Rhinoceros

"Rhinoceros" translated from playwright Eugène Ionesco's Romanian play, is KU Theatre's latest production.

Local theater specialist Ric Averill will direct Lawrence theater yet again, with a University Theatre production of “Rhinoceros” this weekend and next week. The Broadway production of the play received a Tony Award in 1961.

“Rhinoceros” highlights government systems including totalitarianism, xenophobia and fascism. Averill said there is no better time for this play, as the United States is currently experiencing these issues, although playwright Eugène Ionesco wrote the work in reaction to the rise of fascism in Romania.

“Rhinoceros was a classic of the absurdist theater movement that was written in the 1950s,” Averill said.

The play takes place in France and follows a character named Berenger, who is a bit of a mess, as displayed through his heavy drinking. His friend meets him at a cafe to tell him to clean up his act. During their chat, a rhinoceros tramples through the town.

As the play progresses, everyone except Berenger turns into a rhinoceros, which Averill said is a metaphor for ideological conformity. In other words, Berenger is the last man standing.

The show is also a metaphor for the Trump administration, according to Averill. The main actor even wears a “Make America Great Again” hat for the entirety of the show.

“It’s comedic, political and revolutionary,” Averill said.

The production is estimated to be just over an hour long with no intermission.

Senior Josh Philoon plays Berenger. He said the show is thought-provoking and was created for the purpose of making the audience think.

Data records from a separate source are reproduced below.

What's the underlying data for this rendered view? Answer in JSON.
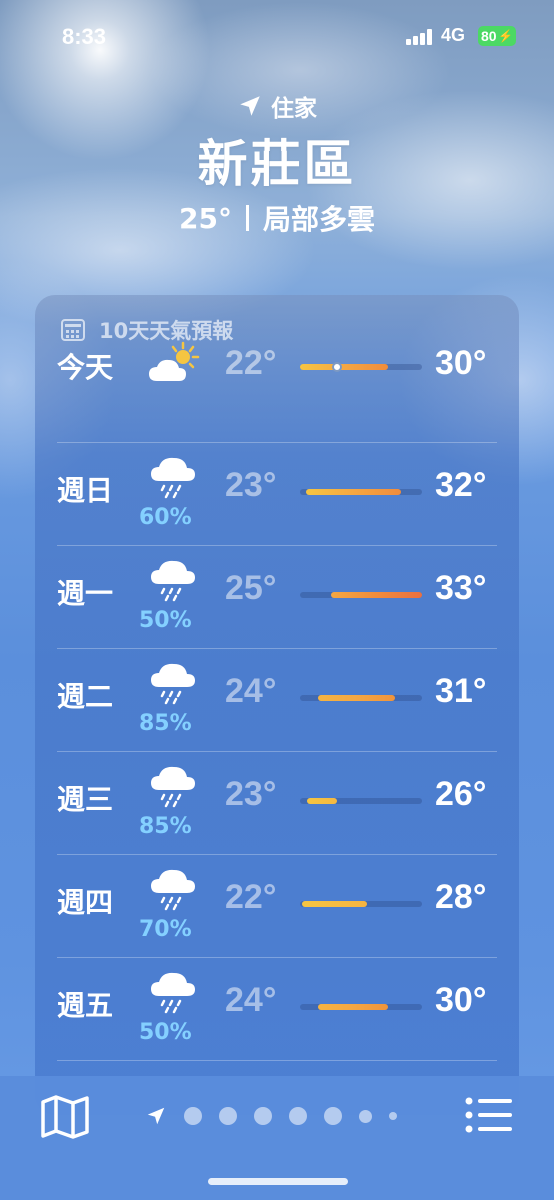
{
  "status_bar": {
    "time": "8:33",
    "network": "4G",
    "battery": "80"
  },
  "header": {
    "location_label": "住家",
    "city": "新莊區",
    "current_temp": "25°",
    "condition": "局部多雲"
  },
  "forecast": {
    "title": "10天天氣預報",
    "days": [
      {
        "day": "今天",
        "icon": "partly-cloudy-icon",
        "precip": "",
        "low": "22°",
        "high": "30°",
        "bar_start": 0.0,
        "bar_end": 0.72,
        "now_pos": 0.3,
        "bar_colors": [
          "#f5c542",
          "#f5a742",
          "#f08c3c"
        ]
      },
      {
        "day": "週日",
        "icon": "rain-icon",
        "precip": "60%",
        "low": "23°",
        "high": "32°",
        "bar_start": 0.05,
        "bar_end": 0.83,
        "bar_colors": [
          "#f5c542",
          "#f5a742",
          "#f08c3c"
        ]
      },
      {
        "day": "週一",
        "icon": "rain-icon",
        "precip": "50%",
        "low": "25°",
        "high": "33°",
        "bar_start": 0.25,
        "bar_end": 1.0,
        "bar_colors": [
          "#f5a742",
          "#f08c3c",
          "#eb7040"
        ]
      },
      {
        "day": "週二",
        "icon": "rain-icon",
        "precip": "85%",
        "low": "24°",
        "high": "31°",
        "bar_start": 0.15,
        "bar_end": 0.78,
        "bar_colors": [
          "#f5b442",
          "#f5a742",
          "#f0943c"
        ]
      },
      {
        "day": "週三",
        "icon": "rain-icon",
        "precip": "85%",
        "low": "23°",
        "high": "26°",
        "bar_start": 0.06,
        "bar_end": 0.3,
        "bar_colors": [
          "#f5c542",
          "#f5b942"
        ]
      },
      {
        "day": "週四",
        "icon": "rain-icon",
        "precip": "70%",
        "low": "22°",
        "high": "28°",
        "bar_start": 0.02,
        "bar_end": 0.55,
        "bar_colors": [
          "#f5c542",
          "#f5b442"
        ]
      },
      {
        "day": "週五",
        "icon": "rain-icon",
        "precip": "50%",
        "low": "24°",
        "high": "30°",
        "bar_start": 0.15,
        "bar_end": 0.72,
        "bar_colors": [
          "#f5b442",
          "#f5a742",
          "#f0943c"
        ]
      }
    ]
  }
}
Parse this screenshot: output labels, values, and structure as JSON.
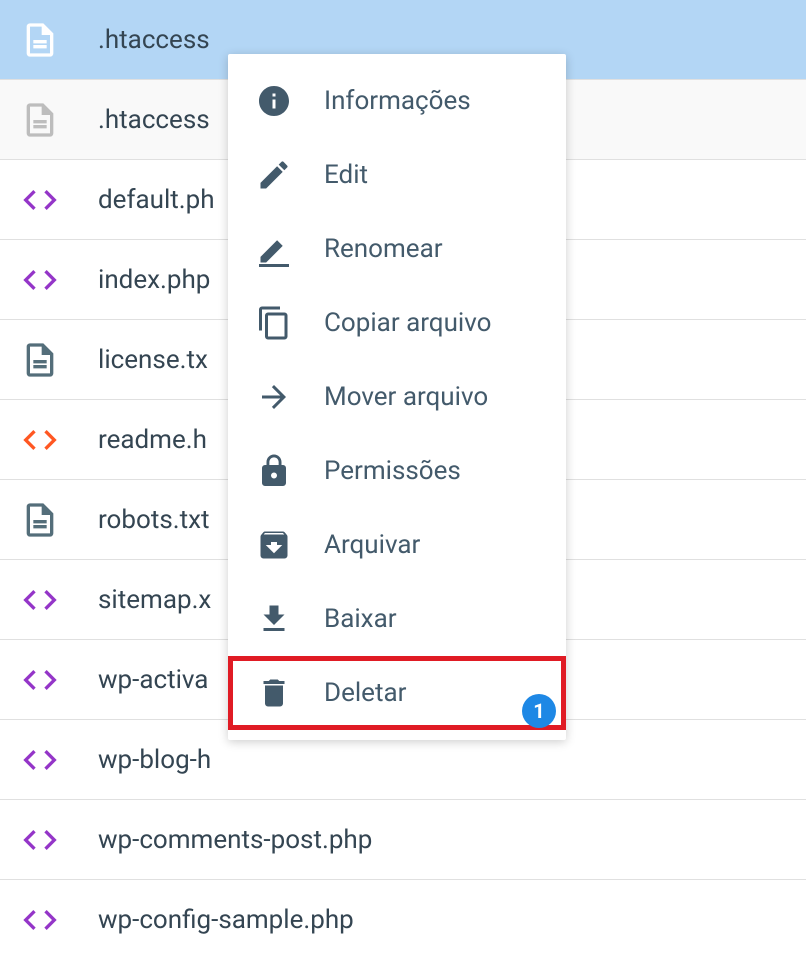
{
  "files": [
    {
      "name": ".htaccess",
      "icon": "file-white",
      "state": "selected"
    },
    {
      "name": ".htaccess",
      "icon": "file-gray",
      "state": "faded"
    },
    {
      "name": "default.ph",
      "icon": "code-purple",
      "state": ""
    },
    {
      "name": "index.php",
      "icon": "code-purple",
      "state": ""
    },
    {
      "name": "license.tx",
      "icon": "file-dark",
      "state": ""
    },
    {
      "name": "readme.h",
      "icon": "code-orange",
      "state": ""
    },
    {
      "name": "robots.txt",
      "icon": "file-dark",
      "state": ""
    },
    {
      "name": "sitemap.x",
      "icon": "code-purple",
      "state": ""
    },
    {
      "name": "wp-activa",
      "icon": "code-purple",
      "state": ""
    },
    {
      "name": "wp-blog-h",
      "icon": "code-purple",
      "state": ""
    },
    {
      "name": "wp-comments-post.php",
      "icon": "code-purple",
      "state": ""
    },
    {
      "name": "wp-config-sample.php",
      "icon": "code-purple",
      "state": ""
    }
  ],
  "contextMenu": {
    "items": [
      {
        "label": "Informações",
        "icon": "info"
      },
      {
        "label": "Edit",
        "icon": "edit"
      },
      {
        "label": "Renomear",
        "icon": "rename"
      },
      {
        "label": "Copiar arquivo",
        "icon": "copy"
      },
      {
        "label": "Mover arquivo",
        "icon": "move"
      },
      {
        "label": "Permissões",
        "icon": "lock"
      },
      {
        "label": "Arquivar",
        "icon": "archive"
      },
      {
        "label": "Baixar",
        "icon": "download"
      },
      {
        "label": "Deletar",
        "icon": "delete",
        "highlighted": true
      }
    ]
  },
  "badge": "1",
  "colors": {
    "selected_bg": "#b3d6f5",
    "menu_icon": "#435a6b",
    "purple": "#9435c8",
    "orange": "#ff5722",
    "dark": "#546e7a",
    "gray": "#bdbdbd",
    "white": "#ffffff",
    "badge": "#1e88e5",
    "highlight": "#e01b24"
  }
}
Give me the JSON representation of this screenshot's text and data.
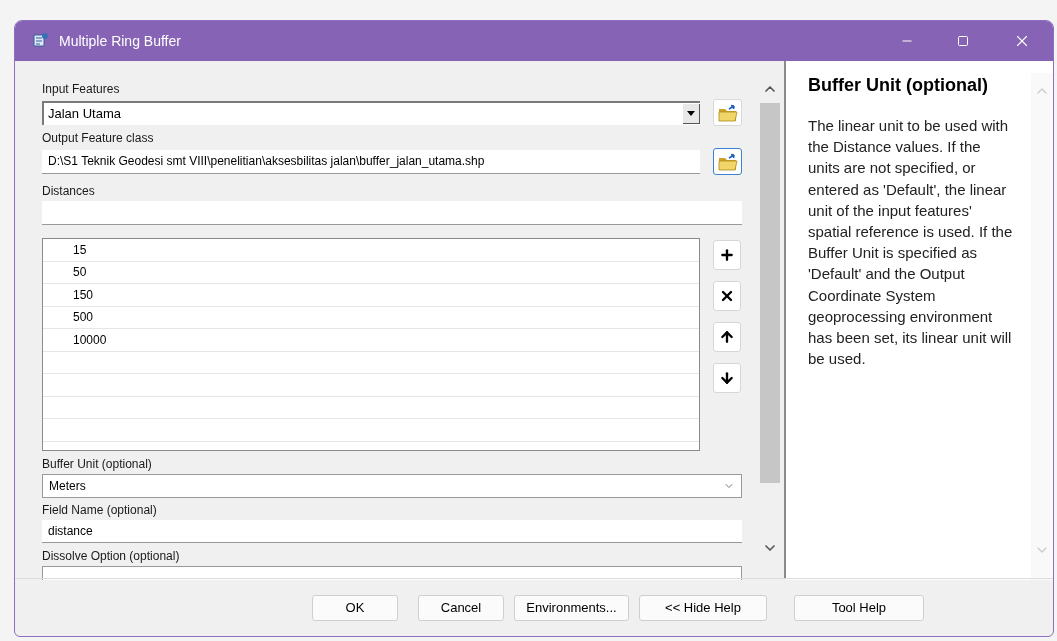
{
  "window": {
    "title": "Multiple Ring Buffer"
  },
  "input_features": {
    "label": "Input Features",
    "value": "Jalan Utama"
  },
  "output_feature_class": {
    "label": "Output Feature class",
    "value": "D:\\S1 Teknik Geodesi smt VIII\\penelitian\\aksesbilitas jalan\\buffer_jalan_utama.shp"
  },
  "distances": {
    "label": "Distances",
    "rows": [
      "15",
      "50",
      "150",
      "500",
      "10000"
    ]
  },
  "buffer_unit": {
    "label": "Buffer Unit (optional)",
    "value": "Meters"
  },
  "field_name": {
    "label": "Field Name (optional)",
    "value": "distance"
  },
  "dissolve_option": {
    "label": "Dissolve Option (optional)"
  },
  "buttons": [
    "OK",
    "Cancel",
    "Environments...",
    "<< Hide Help"
  ],
  "help": {
    "title": "Buffer Unit (optional)",
    "text": "The linear unit to be used with the Distance values. If the units are not specified, or entered as 'Default', the linear unit of the input features' spatial reference is used. If the Buffer Unit is specified as 'Default' and the Output Coordinate System geoprocessing environment has been set, its linear unit will be used.",
    "button": "Tool Help"
  }
}
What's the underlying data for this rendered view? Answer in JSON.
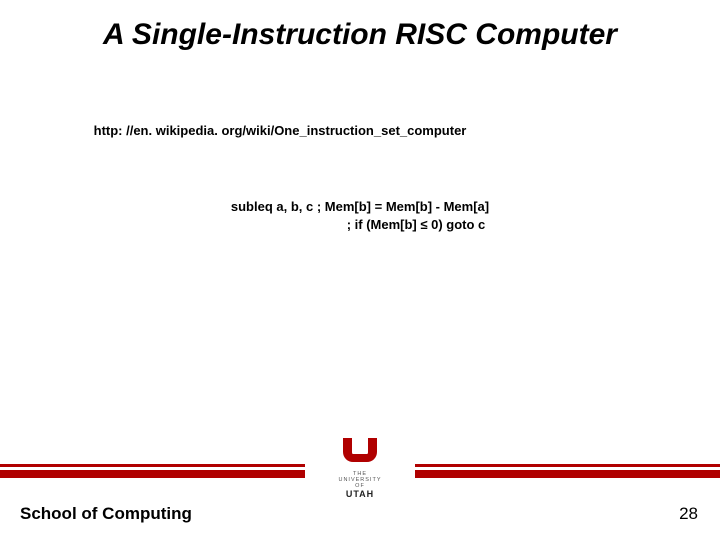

“Everything meshes with our current political climate,” Philoon said. “Here we are, half a century later, grappling with these problems again.”

Thanks to theater professor Mark Reaney, the production includes contemporary digital and visual imagery. Media such as political cartoons, tweets and podcasts will be featured throughout the performance.

Averill said the play upholds a very smart type of humor.

“It’s droll humor,” Averill said. “It’s smart humor — it’s smart comedy.”

Showtimes include Friday at noon and Sunday at 2:30 p.m., as well as Saturday and Nov. 14 to 16 at 7:30 p.m. in Murphy Hall's intimate William Inge Memorial Theater.

Tickets are available at the Murphy Hall box office, online at www.kutheatre.com, and over the phone at both the Lied Center and the University Theatre.